さらに、Pillowは2017年に民泊仲介サイト大手のAirbnb(エアービーアンドビー)と業務提携。Pillowが提供するダッシュボードから、物件オーナーは物件のどの部屋がAirbnbで貸し出されているか、またAirbnbで貸し出されている部屋の宿泊客を把握できるようにする。
世界ではマンションの一室などで大家に知らせることなくAirbnbで部屋を貸し出し副収入を得るケースが多かったが、AirbnbはPillowと手を組みマンションの不動産管理会社に導入を促し、透明性を高める取り組みを行っている最中だった。
まさにAirbnbの成長を陰で支え、業務提携を行うなどAirbnbと関係の深いスタートアップをAirbnbの競合にあたるエクスペディアが買収した意味は非常に大きい。
エクスペディア、HomeAway経済圏で民泊事業の強化へ
エクスペディアは、2015年にアメリカテキサス州に本社をおくバケーションレンタルサービス「HomeAway」(ホームアウェイ)を約4740億円(約39億ドル)で買収。ホームアウェイは、Airbnbとの競合関係にあたる。

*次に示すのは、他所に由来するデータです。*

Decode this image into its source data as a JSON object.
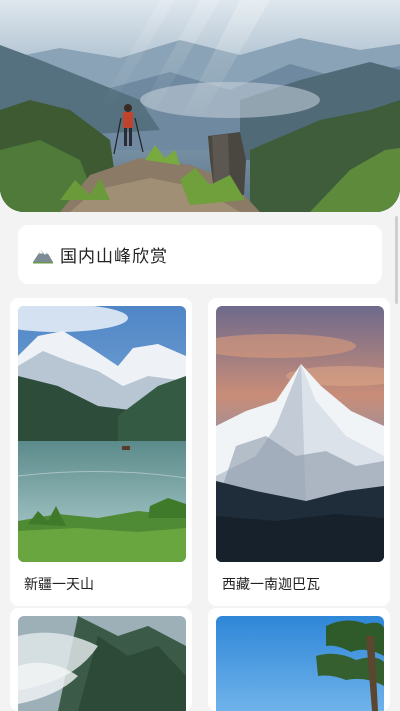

民泊仲介サイトの巨額買収から約3年たったが、エクスペディア・グループの中でもホームアウェイの業績※は好調で、売上高は同35%増の約451億円(4億1000万ドル)、営業利益は同66%増の約230億円(2億900万ドル)になる。(※2018年第3四半期)
ホームアウェイの好調な業績にわかるように民泊市場は世界的に成長しており、エクスペディアはAirbnbでのノウハウを有するスタートアップ2社を買収し、さらなる成長の起爆剤にする考えのようだ。